If you feel like washing tons of extra dishes and think this Food Network level of organization is worth it, go for it.
OK, this one doesn't sound that fancy, but it's tricky in practice.
Folding is a way to gently combine a heavier ingredient into a lighter one, like egg whites.
Using a spatula, you lift the ingredients from the bottom and "fold" them over the top. This helps prevent over-mixing because there's nothing tasty about tough pastry and flat soufflés.
Broiling is cooking directly under an exposed heat source at high temperatures. Or, it's discovering the broil setting on your oven and sticking whatever you want to cook right under the top component.
This is good for finishing dishes if you want to get a nice browned crust on meat, or bubbly cheese on a casserole.
You can also oven broil meats and vegetables, but make sure you're watching. Broiling requires very high temperatures so it's easy for your food to quickly burn.
8. Blanch And Shock
Nope, this isn't what happens when you get your midterms back.

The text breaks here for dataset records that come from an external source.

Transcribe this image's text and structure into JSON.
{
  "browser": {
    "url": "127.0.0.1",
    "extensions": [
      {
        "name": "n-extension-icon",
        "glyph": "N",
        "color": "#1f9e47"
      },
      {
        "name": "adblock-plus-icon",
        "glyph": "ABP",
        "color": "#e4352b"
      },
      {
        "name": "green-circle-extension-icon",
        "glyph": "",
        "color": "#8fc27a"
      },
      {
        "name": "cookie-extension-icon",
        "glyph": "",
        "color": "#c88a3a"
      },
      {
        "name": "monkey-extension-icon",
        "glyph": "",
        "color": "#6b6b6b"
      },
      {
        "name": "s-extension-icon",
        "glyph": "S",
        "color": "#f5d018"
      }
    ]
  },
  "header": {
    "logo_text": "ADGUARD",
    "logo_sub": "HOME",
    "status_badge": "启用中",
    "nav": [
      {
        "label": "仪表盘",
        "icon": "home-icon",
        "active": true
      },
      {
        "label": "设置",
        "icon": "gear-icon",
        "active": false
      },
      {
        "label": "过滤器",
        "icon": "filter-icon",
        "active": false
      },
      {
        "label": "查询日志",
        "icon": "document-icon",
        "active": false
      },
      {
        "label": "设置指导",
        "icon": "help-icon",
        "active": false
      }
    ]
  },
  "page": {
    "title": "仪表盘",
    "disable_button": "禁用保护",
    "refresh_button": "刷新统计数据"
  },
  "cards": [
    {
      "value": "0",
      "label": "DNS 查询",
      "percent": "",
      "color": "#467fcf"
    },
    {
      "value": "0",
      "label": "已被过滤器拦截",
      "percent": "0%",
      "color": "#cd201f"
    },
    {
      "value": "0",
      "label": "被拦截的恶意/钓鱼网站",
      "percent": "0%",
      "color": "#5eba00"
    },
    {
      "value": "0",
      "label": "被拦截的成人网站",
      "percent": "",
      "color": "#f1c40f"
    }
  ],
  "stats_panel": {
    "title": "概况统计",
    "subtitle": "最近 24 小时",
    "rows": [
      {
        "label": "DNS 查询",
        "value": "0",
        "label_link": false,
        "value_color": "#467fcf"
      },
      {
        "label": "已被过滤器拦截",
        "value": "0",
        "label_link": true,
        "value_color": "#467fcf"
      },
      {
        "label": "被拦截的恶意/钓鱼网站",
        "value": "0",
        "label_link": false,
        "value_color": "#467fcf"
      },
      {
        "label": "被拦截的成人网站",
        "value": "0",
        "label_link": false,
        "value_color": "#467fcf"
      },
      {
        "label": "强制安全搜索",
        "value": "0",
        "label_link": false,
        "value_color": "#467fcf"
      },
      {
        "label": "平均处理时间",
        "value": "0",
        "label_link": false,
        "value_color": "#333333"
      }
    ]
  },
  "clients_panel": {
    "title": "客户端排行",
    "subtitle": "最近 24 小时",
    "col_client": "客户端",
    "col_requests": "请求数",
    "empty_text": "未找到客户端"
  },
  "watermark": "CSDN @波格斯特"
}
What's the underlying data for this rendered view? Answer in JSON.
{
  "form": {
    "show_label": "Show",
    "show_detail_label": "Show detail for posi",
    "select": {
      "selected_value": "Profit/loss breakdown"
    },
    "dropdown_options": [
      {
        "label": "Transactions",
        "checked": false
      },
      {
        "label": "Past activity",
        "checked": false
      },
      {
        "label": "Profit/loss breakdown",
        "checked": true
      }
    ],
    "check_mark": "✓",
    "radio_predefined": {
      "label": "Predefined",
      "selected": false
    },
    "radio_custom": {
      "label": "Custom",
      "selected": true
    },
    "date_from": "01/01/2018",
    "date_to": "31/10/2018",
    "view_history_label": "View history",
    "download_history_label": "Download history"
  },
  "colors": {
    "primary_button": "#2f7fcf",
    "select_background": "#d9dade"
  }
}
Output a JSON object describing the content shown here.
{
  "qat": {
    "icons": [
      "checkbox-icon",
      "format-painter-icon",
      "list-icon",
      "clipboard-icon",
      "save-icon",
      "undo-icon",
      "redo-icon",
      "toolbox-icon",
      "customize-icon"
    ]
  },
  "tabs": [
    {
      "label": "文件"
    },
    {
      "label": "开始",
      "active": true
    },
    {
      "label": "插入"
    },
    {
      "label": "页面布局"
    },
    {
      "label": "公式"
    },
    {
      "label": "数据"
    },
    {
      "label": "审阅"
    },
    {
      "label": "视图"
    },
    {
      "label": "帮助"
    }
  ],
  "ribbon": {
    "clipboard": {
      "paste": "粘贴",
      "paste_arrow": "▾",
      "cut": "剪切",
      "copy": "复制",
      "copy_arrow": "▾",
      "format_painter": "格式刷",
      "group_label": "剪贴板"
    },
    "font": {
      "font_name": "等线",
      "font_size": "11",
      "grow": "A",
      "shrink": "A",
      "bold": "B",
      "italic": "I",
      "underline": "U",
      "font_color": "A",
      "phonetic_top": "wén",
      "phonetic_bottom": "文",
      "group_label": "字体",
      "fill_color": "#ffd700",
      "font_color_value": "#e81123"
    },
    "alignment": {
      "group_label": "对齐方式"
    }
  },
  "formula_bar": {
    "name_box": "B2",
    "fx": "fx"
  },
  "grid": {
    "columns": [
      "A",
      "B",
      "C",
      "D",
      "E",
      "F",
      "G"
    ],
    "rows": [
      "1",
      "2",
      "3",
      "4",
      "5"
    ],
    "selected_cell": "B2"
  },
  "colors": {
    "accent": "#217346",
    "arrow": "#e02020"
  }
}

Blanching is when you put food, usually a vegetable, into salted, boiling water for a short amount of time. After you blanch your veggies, you shock them by throwing them in a bowl of ice and cold water.
This stops them from cooking too much and getting mushy, and makes sure your green beans or broccoli stay a nice, bright green. The combination lets you cook veggies quickly while still maintaining flavor and crunch.
A roux ("roo") is a thickener made by combining equal parts flour and fat, usually butter. You whisk them together in a pan and cook over medium heat until the combination starts smelling toasty.
Depending on how long you cook them, you can have a white roux, a blonde roux or a dark roux. The longer you cook a roux, the nuttier the flavor and darker the color.
You can add roux to thicken soups and stews, and it's the key to making killer mac and cheese.
10. Al dente
With the rather unappetizing translation of "to the teeth," this Italian phrase describes the ultimate Italian dish: pasta.
At its simplest, it means cooking pasta just until done so it still has a firm texture.
While most pasta boxes offer instructions for cooking al dente, I find the best method is to take a piece of pasta out periodically during cooking, run it under cold water and try it until you get the right texture.